Biden-era CBP One migrants regain legal footing after judge says DHS overstepped

Just after dawn in Massachusetts, a Venezuelan mother refreshed her phone again and again, still bracing for the next message that might tell her to pack up and leave. Months earlier, she had received a notice that began bluntly: “It is time for you to leave the United States. ” Now, a federal judge has ruled that the Department of Homeland Security (DHS) overstepped its authority when it terminated the legal status of thousands who entered through a Biden-era program, throwing lives into uncertainty with a single email.
What did the judge rule about the CBP One parole terminations?
On Tuesday, U. S. District Judge Allison Burroughs ruled that DHS acted unlawfully when it ended the legal status of migrants who entered the United States using the CBP One app under a pathway created during the Biden administration. In her decision, Judge Burroughs wrote that “the parole terminations exceeded the agency’s statutory authority and contradicted the procedures set forth in its own regulations. ”
The ruling restores status nationwide to individuals who received an email, or similar notification, from DHS cancelling their parole. Those notices had told many app users, “It is time for you to leave the United States, ” and warned they could be deported unless they “have otherwise obtained a lawful basis to remain here. ” Work authorizations were also revoked.
How many people are affected, and what does “restore status” mean?
The case centers on a large group: roughly 900, 000 migrants who entered at the southern border using the CBP One app were generally allowed to remain in the United States for two years and given “parole” from immigration laws, which allowed them to work legally.
Restoring status means that people who had their parole cancelled by DHS notices are covered by the judge’s ruling, which returns them to the legal position they held before those terminations. The decision does not guarantee permanent residency for many of those who entered through the program, but it does directly address the abrupt shift the plaintiffs described: going from living in the United States legally to being deemed “illegal aliens” overnight.

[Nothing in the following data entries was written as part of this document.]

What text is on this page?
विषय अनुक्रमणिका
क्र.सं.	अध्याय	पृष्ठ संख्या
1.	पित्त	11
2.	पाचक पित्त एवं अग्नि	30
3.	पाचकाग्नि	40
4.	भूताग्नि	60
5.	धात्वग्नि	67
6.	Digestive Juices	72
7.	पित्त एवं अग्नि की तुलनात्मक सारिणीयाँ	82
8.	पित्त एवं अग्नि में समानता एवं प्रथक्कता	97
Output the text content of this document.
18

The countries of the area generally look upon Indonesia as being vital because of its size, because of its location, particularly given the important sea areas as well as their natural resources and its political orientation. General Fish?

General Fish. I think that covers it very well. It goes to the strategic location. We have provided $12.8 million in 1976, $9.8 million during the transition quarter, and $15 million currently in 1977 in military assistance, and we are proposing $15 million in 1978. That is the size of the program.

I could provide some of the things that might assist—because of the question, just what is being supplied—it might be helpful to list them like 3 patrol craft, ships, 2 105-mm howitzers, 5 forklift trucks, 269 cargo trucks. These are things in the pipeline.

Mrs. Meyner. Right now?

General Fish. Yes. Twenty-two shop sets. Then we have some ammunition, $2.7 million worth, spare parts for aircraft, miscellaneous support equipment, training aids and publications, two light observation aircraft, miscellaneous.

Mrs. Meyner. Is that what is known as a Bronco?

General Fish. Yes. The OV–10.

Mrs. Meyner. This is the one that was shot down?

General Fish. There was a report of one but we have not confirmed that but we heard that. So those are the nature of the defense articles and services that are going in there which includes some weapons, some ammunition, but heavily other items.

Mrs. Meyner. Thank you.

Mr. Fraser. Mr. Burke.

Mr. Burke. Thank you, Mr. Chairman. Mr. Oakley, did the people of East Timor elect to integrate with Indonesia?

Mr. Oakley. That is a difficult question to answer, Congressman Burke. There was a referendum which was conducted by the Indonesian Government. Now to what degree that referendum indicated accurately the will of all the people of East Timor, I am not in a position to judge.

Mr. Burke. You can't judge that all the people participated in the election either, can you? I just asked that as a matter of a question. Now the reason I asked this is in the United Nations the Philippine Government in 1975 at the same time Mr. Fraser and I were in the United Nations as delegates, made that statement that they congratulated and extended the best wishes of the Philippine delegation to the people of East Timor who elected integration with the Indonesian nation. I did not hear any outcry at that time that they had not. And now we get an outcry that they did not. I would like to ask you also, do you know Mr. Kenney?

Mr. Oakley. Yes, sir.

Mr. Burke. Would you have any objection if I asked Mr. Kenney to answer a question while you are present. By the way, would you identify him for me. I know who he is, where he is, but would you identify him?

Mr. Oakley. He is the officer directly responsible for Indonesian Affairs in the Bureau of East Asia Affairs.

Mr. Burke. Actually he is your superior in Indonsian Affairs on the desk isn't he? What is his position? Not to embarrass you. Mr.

Why did DHS end the program function, and what did the lawsuit argue?
From 2023, under Biden, DHS began requiring many asylum seekers to use the CBP One app in an effort to better manage the southern border. The approach created a formal channel for many people seeking an appointment with immigration officials at ports of entry, with the hope of later applying for humanitarian parole or other forms of immigration relief that would allow them to enter the country. Those granted parole could temporarily receive work authorization while their cases were adjudicated.
President Donald Trump’s administration later ended the parole program and began using the app for “self-deportations. ” In one of Trump’s first acts as president, he terminated that function of the CBP app; within hours of Trump taking office, countless applicants waiting at the border were told their appointments had been canceled. DHS subsequently repurposed the app primarily to allow migrants to self-deport, while also urging undocumented people to “self deport, ” or risk detention and deportation.
The Venezuelan Association of Massachusetts and three women impacted by the reversal sued the Trump administration over the policy change. They alleged the termination was unlawful and violated the Administrative Procedure Act. Their filing argued that the loss of the CBP One program meant that people “went from living in the United States legally to being deemed ‘illegal aliens’ overnight. ”
What are people and advocates saying, and what happens next?
For families who had built routines around legal work and the fragile promise of a temporary authorization, the judge’s order carries immediate emotional weight. “For many Venezuelan families, this decision brings long-awaited relief after months of fear and uncertainty, ” said Carlina Velásquez, President of the Venezuelan Association of Massachusetts,.
Skye Perryman of Democracy Forward, one of the organizations representing the plaintiffs, described the decision as a rebuke of rapid, sweeping cancellations. Perryman said the “ruling is a clear rejection of an administration that has tried to erase lawful status for hundreds of thousands of people with the click of a button. ”
On the government side, DHS did not immediately respond to a request for comment in the hours after the ruling. The Trump administration may seek to appeal the decision, and it is likely to do so. The broader political clash remains: at the time the pathway was operating, DHS argued that the Biden administration “abused the parole authority to allow millions of illegal aliens into the US which further fuelled the worst border crisis in US history. ”
For now, the practical impact of Tuesday’s decision is clear: the judge ordered restoration of parole status for people who had it cancelled through those DHS notices. For the mother in Massachusetts, and many others like her, the morning phone refresh now carries a different kind of suspense—whether the government’s next move is an appeal, and how quickly stability can return to lives that were told, in a single line, to leave.